EPA proposes 590 million gallons of additional ethanol in nation’s fuel supply
PICKERINGTON, OH – June 29, 2018 – The American Motorcyclist Association opposes a proposal from the U.S. Environmental Protection Agency to increase the amount of ethanol in the country’s fuel supply by nearly 600 million gallons in 2019.
The 2019 renewable volume obligations announced by the EPA June 26 call for 19.88 billion gallons of ethanol to be blended into the nation’s vehicle fuel supply in 2019, up 3 percent from the 19.29 billion gallons mandated for 2018. All of the proposed increase is in advanced biofuels-those made from non-food sources-while the amount of ethanol derived mainly from corn remains flat at 15 billion gallons.

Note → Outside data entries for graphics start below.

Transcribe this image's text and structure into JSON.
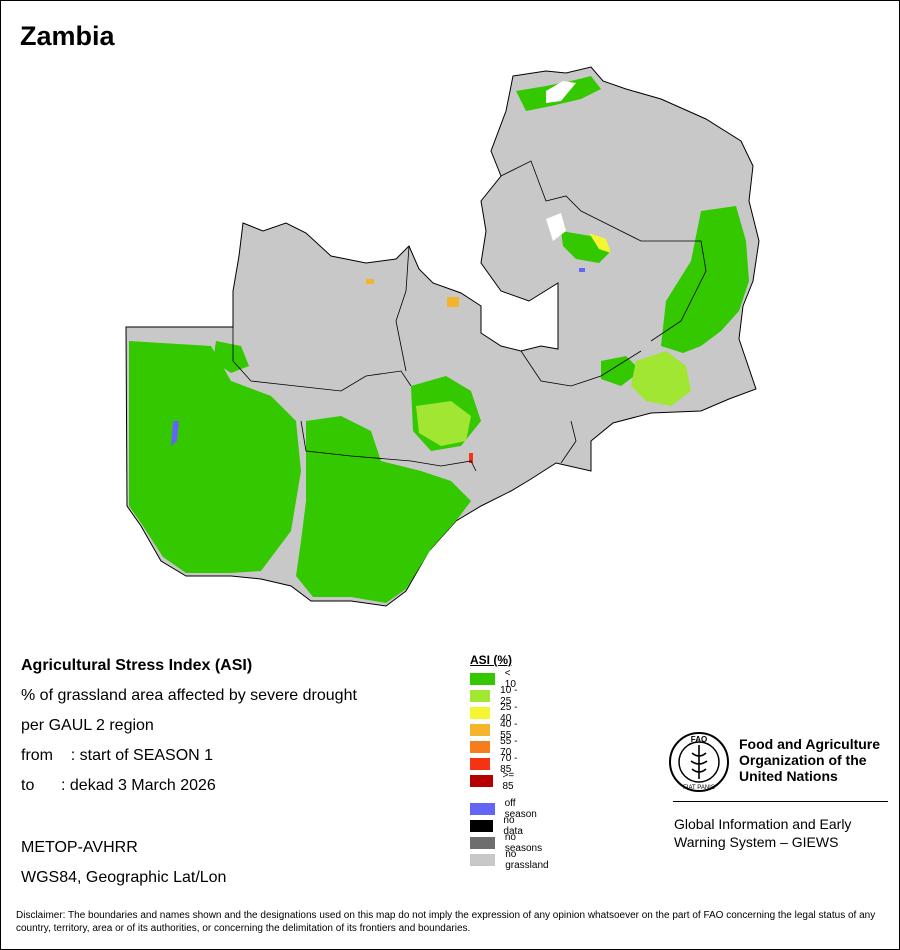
{
  "map_title": "Zambia",
  "info": {
    "asi_title": "Agricultural Stress Index (ASI)",
    "line1": "% of grassland area affected by severe drought",
    "line2": "per GAUL 2 region",
    "line3": "from    : start of SEASON 1",
    "line4": "to      : dekad 3 March 2026",
    "sensor": "METOP-AVHRR",
    "projection": "WGS84, Geographic Lat/Lon"
  },
  "legend": {
    "title": "ASI (%)",
    "classes": [
      {
        "label": "< 10",
        "color": "#33c800"
      },
      {
        "label": "10 - 25",
        "color": "#a0e632"
      },
      {
        "label": "25 - 40",
        "color": "#f5f532"
      },
      {
        "label": "40 - 55",
        "color": "#f5b42d"
      },
      {
        "label": "55 - 70",
        "color": "#f57d1e"
      },
      {
        "label": "70 - 85",
        "color": "#f53214"
      },
      {
        "label": ">= 85",
        "color": "#b40000"
      }
    ],
    "other": [
      {
        "label": "off season",
        "color": "#6464f5"
      },
      {
        "label": "no data",
        "color": "#000000"
      },
      {
        "label": "no seasons",
        "color": "#6e6e6e"
      },
      {
        "label": "no grassland",
        "color": "#c8c8c8"
      }
    ]
  },
  "fao": {
    "org_name": "Food and Agriculture\nOrganization of the\nUnited Nations",
    "logo_text": "FAO",
    "logo_motto": "FIAT PANIS",
    "system": "Global Information and Early\nWarning System – GIEWS"
  },
  "disclaimer": "Disclaimer: The boundaries and names shown and the designations used on this map do not imply the expression of any opinion whatsoever on the part of FAO concerning the legal status of any country, territory, area or of its authorities, or concerning the delimitation of its frontiers and boundaries.",
  "colors": {
    "country_fill": "#c8c8c8",
    "low_stress": "#33c800",
    "moderate_stress": "#a0e632",
    "boundary": "#000000"
  }
}
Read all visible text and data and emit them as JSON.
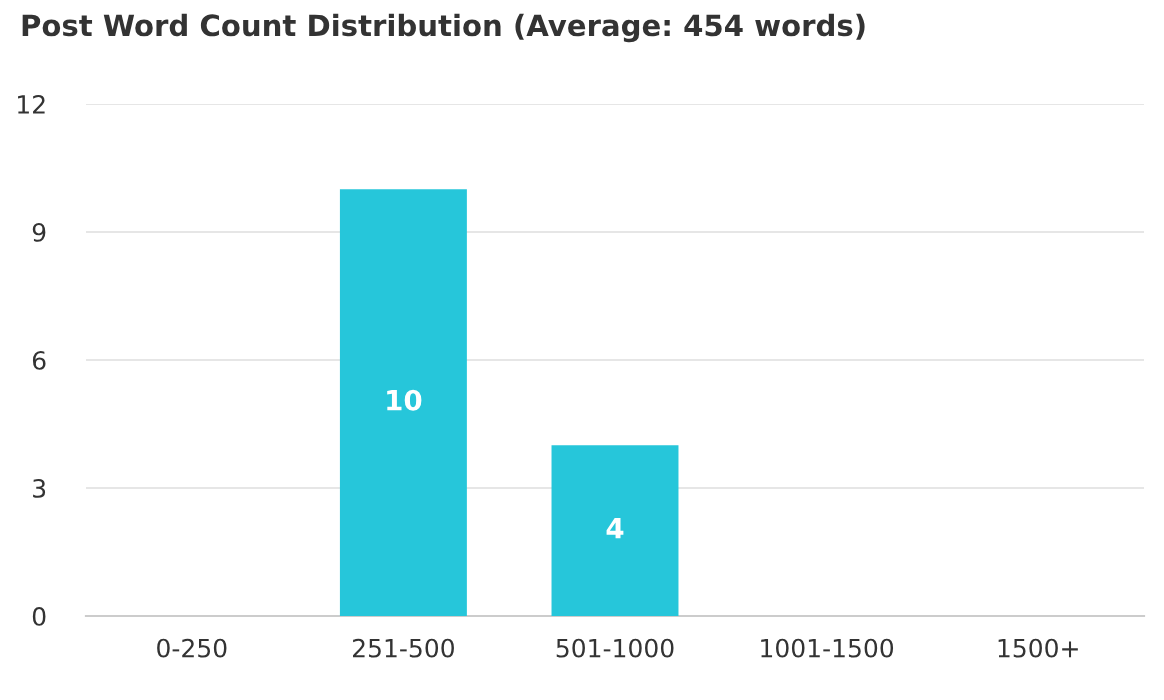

“If these mandates are adopted, it could lead to an increase in the number of stations selling E15, which places motorcyclists and all-terrain vehicle owners in greater jeopardy of misfueling their vehicles,” said Wayne Allard, AMA vice president of government relations. “The AMA opposes any increase in the amount of ethanol the government mandates for U.S. vehicle fuels, because none of the estimated 22 million motorcycles and ATVs currently in use are approved by the EPA to use fuels containing more than 10 percent ethanol by volume.
“The AMA also fears that higher-ethanol blends, such as E15, will begin to push ethanol-free and E10 fuel out of the marketplace, much the way E10 has marginalized E0, the fuel required for older and vintage machines,” Allard said.
The ethanol industry has been pressing the EPA to relax rules that prohibit E15 sales during the summer. And President Donald Trump has indicated he supports year-round E15 sales.
Studies show that most consumers shop for fuel by price, rather than ethanol content. And blends container larger amounts of ethanol by volume typically cost less at the pump than E0 or E10.
It is illegal to use fuel containing more than 10 percent ethanol in motorcycles and ATVs, and ethanol can damage fuel systems and engine components and may void a manufacturer’s warranty.
The AMA recommends using the fuel specified in the vehicle owner’s manual.
The AMA also supports the passage of legislation to reform the federal Renewable Fuel Standard to better reflect the needs of motorcyclists and to protect their access to safe fuel.